Site Reliability Engineer

We are seeking a Site Reliability Engineer with strong platform development skills and a thorough understanding of securing environments, with a solid grasp of information security and performance optimization.

Why Join Us

Position Summary

We are seeking a Site Reliability Engineer with strong platform development skills and a thorough understanding of securing environments, with a solid grasp of information security and performance optimization. This role focuses on building scalable, secure, and exceptional infrastructure, automating processes wherever possible. Ideal candidates will be excellent problem solvers with the ability to multitask, collaborate effectively, and continuously learn and improve. Strong coding skills are essential, as is the ability to provide a DevOps capability model that enables rapid continuous integration and deployment of application changes. You will also oversee and govern all changes across the environment.

Essential Duties and Responsibilities

  1. Automate and Optimize Systems: Develop, maintain, and enhance automated tools and systems to ensure the high availability, performance, and reliability of services.

  2. Collaborative Development: Work closely with development teams to design and implement scalable software solutions.

  3. Problem Resolution: Identify, troubleshoot, and resolve issues related to infrastructure, network, and system performance.

  4. CI/CD Management: Implement and manage continuous integration and deployment pipelines for streamlined software delivery.

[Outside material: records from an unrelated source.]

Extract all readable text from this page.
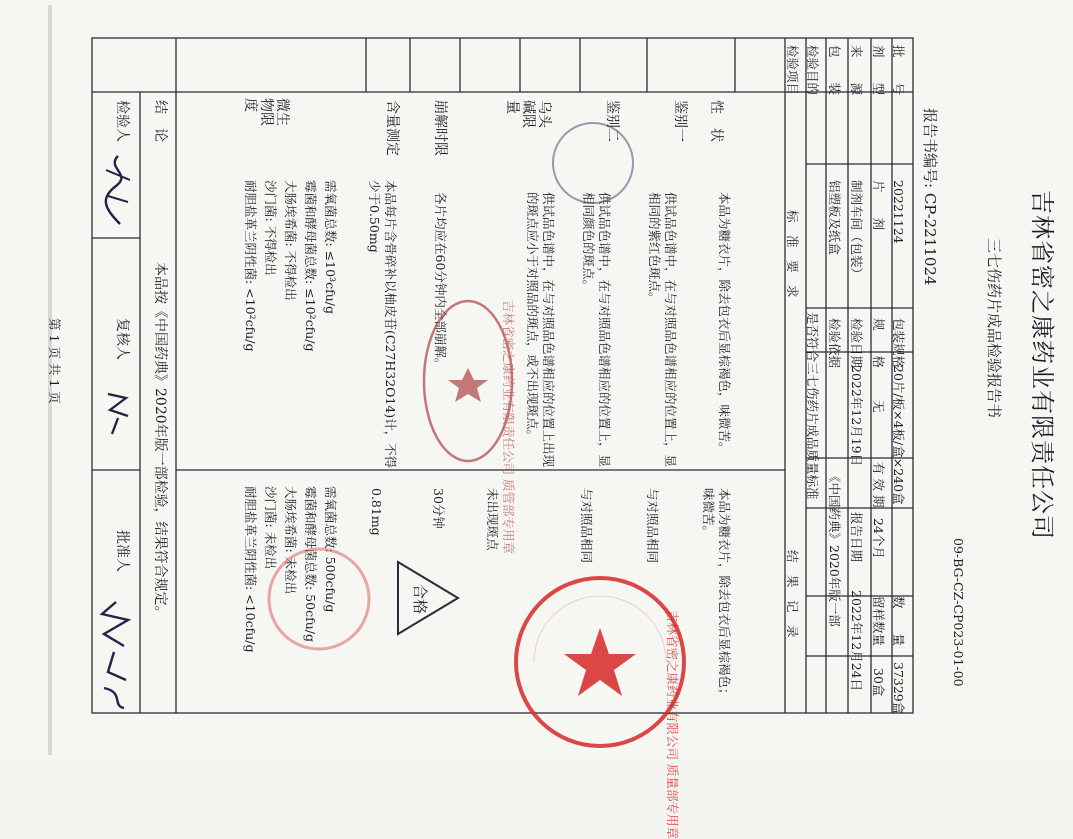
第 1 页 共 1 页	吉林省密之康药业有限责任公司
三七伤药片成品检验报告书
09-BG-CZ-CP023-01-00
报告书编号: CP-2211024
批　　号
20221124
包装规格
20片/板×4板/盒×240盒
数　　量
37329盒
剂　　型
片　　剂
规　　格
无
有 效 期
24个月
留样数量
30盒
来　　源
制剂车间（包装）
检验日期
2022年12月19日
报告日期
2022年12月24日
包　　装
铝塑板及纸盒
检验依据
《中国药典》2020年版一部
检验目的
是否符合三七伤药片成品质量标准
检验项目
标　准　要　求
结　果　记　录
性　状
本品为糖衣片，除去包衣后显棕褐色，味微苦。
本品为糖衣片，除去包衣后显棕褐色；味微苦。
鉴别一
供试品色谱中，在与对照品色谱相应的位置上，显相同的紫红色斑点。
与对照品相同
鉴别二
供试品色谱中，在与对照品色谱相应的位置上，显相同颜色的斑点。
与对照品相同
乌头碱限量
供试品色谱中，在与对照品色谱相应的位置上出现的斑点应小于对照品的斑点，或不出现斑点。
未出现斑点
崩解时限
各片均应在60分钟内全部崩解。
30分钟
含量测定
本品每片含骨碎补以柚皮苷(C27H32O14)计，不得少于0.50mg
0.81mg
微生物限度
需氧菌总数: ≤10³cfu/g
霉菌和酵母菌总数: ≤10²cfu/g
大肠埃希菌: 不得检出
沙门菌: 不得检出
耐胆盐革兰阴性菌: <10²cfu/g
需氧菌总数: 500cfu/g
霉菌和酵母菌总数: 50cfu/g
大肠埃希菌: 未检出
沙门菌: 未检出
耐胆盐革兰阴性菌: <10cfu/g
结　论
本品按《中国药典》2020年版一部检验，结果符合规定。
检验人
复核人
批准人
吉林省密之康药业有限公司 质量部专用章
吉林省密之康药业有限责任公司 质管部专用章
合格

  5. Proactive Monitoring: Monitor service metrics and logs to detect patterns and predict potential issues before they occur.

  6. Incident Response: Participate in the on-call rotation, responding promptly to incidents and emergencies.

  7. Post-Incident Analysis: Conduct thorough post-incident reviews to analyze and prevent future outages.

  8. Cloud Automation: Utilize cloud services and infrastructure as code (IaC) to automate resource provisioning and management.

  9. Comprehensive Documentation: Develop and maintain detailed documentation for system configurations, mapping, processes, and service records.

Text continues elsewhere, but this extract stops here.